Chang performed on and produced two of her CDs: Soaring Spirit (2004) and Angelín (2007). In , she won the Grammy Award for Best Instrumental Soloist Performance with Orchestra for her recording of Olivier Messiaen's Oiseaux exotiques (Exotic Birds) with the Cleveland Chamber Symphony, conducted by John McLaughlin Williams. She is the first female American classical pianist and the first pianist of Asian descent to win a Grammy.

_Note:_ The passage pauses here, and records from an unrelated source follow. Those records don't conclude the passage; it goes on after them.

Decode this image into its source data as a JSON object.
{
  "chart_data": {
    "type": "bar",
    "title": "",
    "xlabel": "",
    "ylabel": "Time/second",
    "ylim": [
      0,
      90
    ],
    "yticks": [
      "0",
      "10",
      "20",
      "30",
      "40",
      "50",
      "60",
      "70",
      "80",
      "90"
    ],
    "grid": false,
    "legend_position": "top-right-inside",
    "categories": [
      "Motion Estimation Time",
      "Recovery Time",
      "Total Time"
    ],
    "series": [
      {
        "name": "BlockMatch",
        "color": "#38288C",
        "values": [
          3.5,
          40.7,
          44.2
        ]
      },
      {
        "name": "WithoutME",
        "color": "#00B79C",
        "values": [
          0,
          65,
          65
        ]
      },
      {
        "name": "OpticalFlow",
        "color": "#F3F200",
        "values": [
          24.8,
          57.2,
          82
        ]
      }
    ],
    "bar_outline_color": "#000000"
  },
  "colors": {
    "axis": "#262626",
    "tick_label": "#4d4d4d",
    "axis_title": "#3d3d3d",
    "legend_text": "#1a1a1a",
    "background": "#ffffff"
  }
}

Chang was born in Muncie, Indiana, and attended Burris Laboratory School there. Chang graduated with top honors from the Interlochen Arts Academy and received a Bachelor of Music from Ball State University, and a Master of Music degree, along with a distinguished Performer's Certificate, from the Jacobs School of Music at Indiana University Bloomington. She earned a Doctor of Musical Arts degree at Peabody Conservatory, at Johns Hopkins University. She is the first American awarded Premier Prix diploma Piano and Premier Prix diploma Musique de Chambre in the same year from the Conservatoire National Supérieur de Musique de Paris (France).

In addition to her musical degrees, Chang has a Bachelor of Arts degree in French from Ball State University and a Juris Doctor from the Cleveland State University College of Law. Chang is vice president and on the Board of Governors of The Recording Academy Chicago Chapter, serving as Chair of the Education Committee and Classical Task Force.